The DOE Office of Science, which has an annual budget of approximately $7 billion, leads the Nation’s scientific research for energy and is the government’s largest funder of basic research in the physical sciences. The Office manages its interdisciplinary portfolio through six program offices: 1) Advanced Scientific Computing Research, 2) Basic Energy Sciences, 3) Biological and Environmental Research, 4) Fusion Energy Sciences, 5) High Energy Physics, and 6) Nuclear Physics. Additionally, the Office of Science oversees 10 of the Nation’s 17 national labs.
As expressed by the Senate Energy and Natural Resources Committee Chair, Senator Joe Manchin (D-WV), in his opening remarks at Dr. Berhe’s first confirmation hearing, “Although it is named the Department of Energy, science has always been at the core of the department…The Office of Science lies at the heart of the Department’s science mission. The Office’s mission by law is to deliver the scientific discoveries, capabilities and major scientific tools to transform the understanding of nature and to advance the energy, economic and national security of the United States. That is no small task. It is clear that you [Dr. Berhe] have the scientific credentials that this job requires.”
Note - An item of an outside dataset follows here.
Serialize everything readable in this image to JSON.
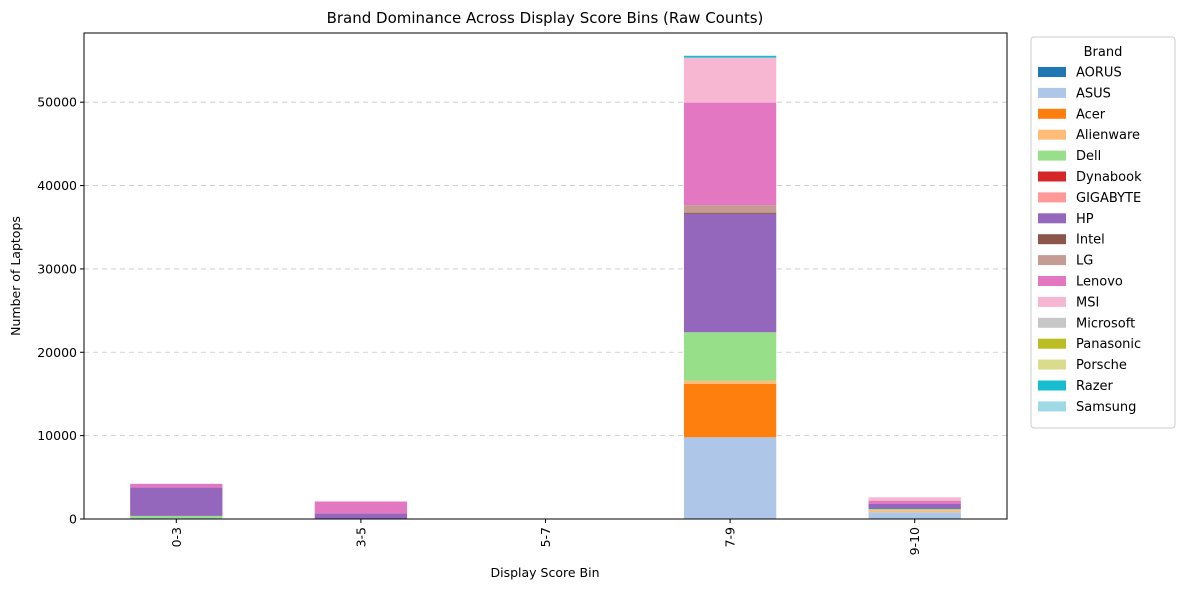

Dr. Berhe’s nomination to the Director position highlights the Biden Administration’s emphasis on climate change research. Dr. Berhe is a professor of soil biogeochemistry and the Ted and Jan Falasco Chair in Earth Sciences and Geology at the University of California, Merced. She is also the interim Associate Dean for Graduate Education. Her research lies at the intersection of soil science, climate change, global change science, and political ecology, with an emphasis on understanding the processes that regulate organic matter (carbon) accumulation and loss in soils. Additionally, Dr. Berhe is recognized for her significant work advancing diversity, equity and inclusion and anti-harassment and anti-bullying efforts, including serving as a co-principal investigator in the ADVANCEGeo partnership. Dr. Berhe earned her B.S. from the University of Asmara in Water Conservation, an M.S.c. from Michigan State University in Political Ecology, and her Ph.D. from the University of California, Berkley in Biogeochemistry. She is a Fellow of the Geological Society of America and the 2019 recipient of the Society’s Randolph W. “Bill” and Cecile T. Bromery Award.
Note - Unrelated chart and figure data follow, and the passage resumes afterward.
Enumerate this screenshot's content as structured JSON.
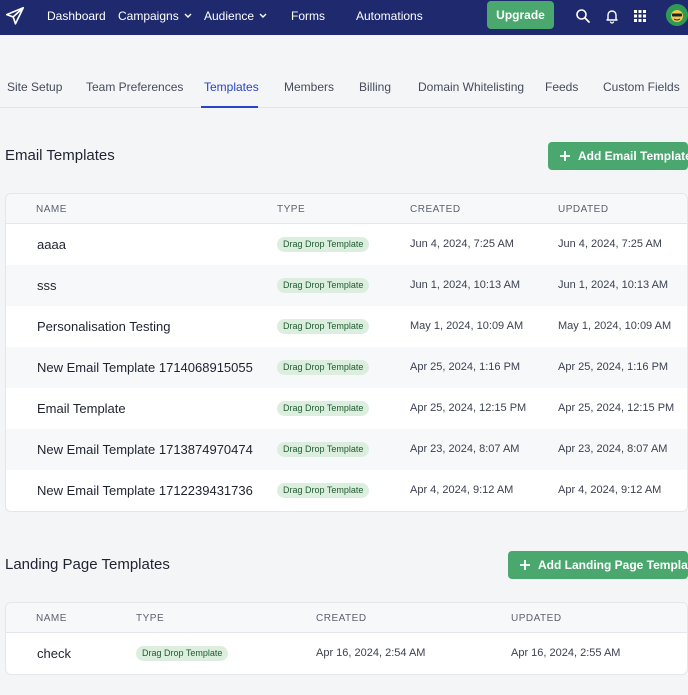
{
  "topnav": {
    "items": [
      {
        "label": "Dashboard"
      },
      {
        "label": "Campaigns"
      },
      {
        "label": "Audience"
      },
      {
        "label": "Forms"
      },
      {
        "label": "Automations"
      }
    ],
    "upgrade_label": "Upgrade",
    "icons": [
      "paper-plane-logo",
      "search-icon",
      "bell-icon",
      "grid-apps-icon",
      "avatar"
    ],
    "colors": {
      "nav_bg": "#1f2a6e",
      "accent_green": "#4aa86f"
    }
  },
  "tabs": [
    {
      "label": "Site Setup"
    },
    {
      "label": "Team Preferences"
    },
    {
      "label": "Templates",
      "active": true
    },
    {
      "label": "Members"
    },
    {
      "label": "Billing"
    },
    {
      "label": "Domain Whitelisting"
    },
    {
      "label": "Feeds"
    },
    {
      "label": "Custom Fields"
    }
  ],
  "email_templates": {
    "title": "Email Templates",
    "add_label": "Add Email Template",
    "columns": [
      "NAME",
      "TYPE",
      "CREATED",
      "UPDATED"
    ],
    "rows": [
      {
        "name": "aaaa",
        "type": "Drag Drop Template",
        "created": "Jun 4, 2024, 7:25 AM",
        "updated": "Jun 4, 2024, 7:25 AM"
      },
      {
        "name": "sss",
        "type": "Drag Drop Template",
        "created": "Jun 1, 2024, 10:13 AM",
        "updated": "Jun 1, 2024, 10:13 AM"
      },
      {
        "name": "Personalisation Testing",
        "type": "Drag Drop Template",
        "created": "May 1, 2024, 10:09 AM",
        "updated": "May 1, 2024, 10:09 AM"
      },
      {
        "name": "New Email Template 1714068915055",
        "type": "Drag Drop Template",
        "created": "Apr 25, 2024, 1:16 PM",
        "updated": "Apr 25, 2024, 1:16 PM"
      },
      {
        "name": "Email Template",
        "type": "Drag Drop Template",
        "created": "Apr 25, 2024, 12:15 PM",
        "updated": "Apr 25, 2024, 12:15 PM"
      },
      {
        "name": "New Email Template 1713874970474",
        "type": "Drag Drop Template",
        "created": "Apr 23, 2024, 8:07 AM",
        "updated": "Apr 23, 2024, 8:07 AM"
      },
      {
        "name": "New Email Template 1712239431736",
        "type": "Drag Drop Template",
        "created": "Apr 4, 2024, 9:12 AM",
        "updated": "Apr 4, 2024, 9:12 AM"
      }
    ]
  },
  "landing_templates": {
    "title": "Landing Page Templates",
    "add_label": "Add Landing Page Template",
    "columns": [
      "NAME",
      "TYPE",
      "CREATED",
      "UPDATED"
    ],
    "rows": [
      {
        "name": "check",
        "type": "Drag Drop Template",
        "created": "Apr 16, 2024, 2:54 AM",
        "updated": "Apr 16, 2024, 2:55 AM"
      }
    ]
  }
}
At her confirmation hearings, several Senators on the Energy Committee, such as Ranking Member John Barrasso (R-WY), expressed concern that Dr. Berhe’s research in soil science does not align with one of the major fields supported by the DOE Office of Science, nor does she have experience running a large organization. Those in support of her confirmation, however, cited her prestigious academic record, and highlighted the importance of her work with regards to the DOE and specifically climate change research. Senator Joe Manchin (D-WV), with regards to Dr. Berhe’s nomination hearing, stated, “I believe all [the nominees before the committee] are well-qualified by their training and experiences for the positions to which they have been nominated,” and Senator John Hickenlooper (D-CO), after questioning Dr. Berhe on carbon sequestration, concluded “It is an exciting time. I think you’re going to be the right person in the right place.”